Jacob Rabinow, an electrical engineer, uses an interesting mental technique to slow himself down when work on an invention requires more endurance than intuition: "When I have a job that takes a lot of effort, slowly, I pretend I'm in jail. If I'm in jail, time is of no consequence. In other words, if it takes a week to cut this, it'll take a week. What else have I got to do? I'm going to be here for twenty years. See? This is a kind of mental trick. Otherwise you say, 'My God, it's not working,' and then you make mistakes. My way, you say time is of absolutely no consequence."

18:27 Reading online makes me anxious

Because the minute I open a page, see something interesting, and click on the link, there's something else on the new page that's interesting.

and down the rabbit hole we go.

it's worse when one page yields multiple pages. it quickly spider-webs into way too many tabs to read in one sitting. and before you know it, I'm reaching for my inhaler to keep myself from hyperventilating.

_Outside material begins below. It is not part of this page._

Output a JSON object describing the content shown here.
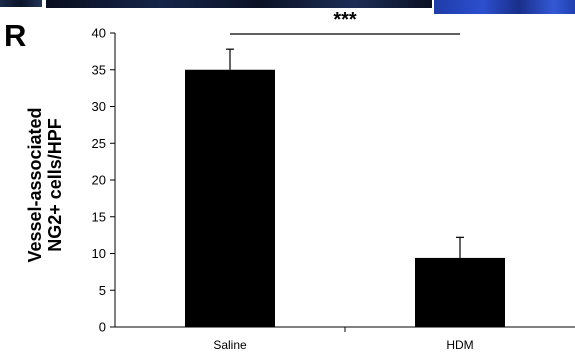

welcome to the joys of the information age. when everything is at my fingertips, how do I keep myself from overdosing?
“Talent” is like having a nice ass or a rich father; it helps open doors, but the actual work on the other side of the door is all on you."
from 43Folders
“I don’t miss my old life in New York. I only miss the life in New York I know I never would have had.”
“Just remember that there are other places,” she says, “and other people live there, with perfectly happy lives.”
from New York Magazine

Reading this article from Portland. I've lived in Miami besides NYC. But visiting Portland feels like the first time I've been to any other city besides NYC. maybe it's the lack of family.

or how different it is. or the fact that up until a certain point, you only consider certain things in a certain light. meaning that I had never thought about the liveability of cities until recently. and any experience before those thoughts started happening don't count.

the article affects how I feel about the tentative future, since, like all future events, nothing has happened yet.
There's so much labeling in the marketplace with the word luxury. It's become one of the most over-leveraged terns in marketing. But, curiously, no one's taken the concept of information and packaged it in a way that says: to get information first is one of the biggest luxuries of all. I think that there's room to use both the newspaper platform and probably a radio platform to create a very powerful print and broadcast brand.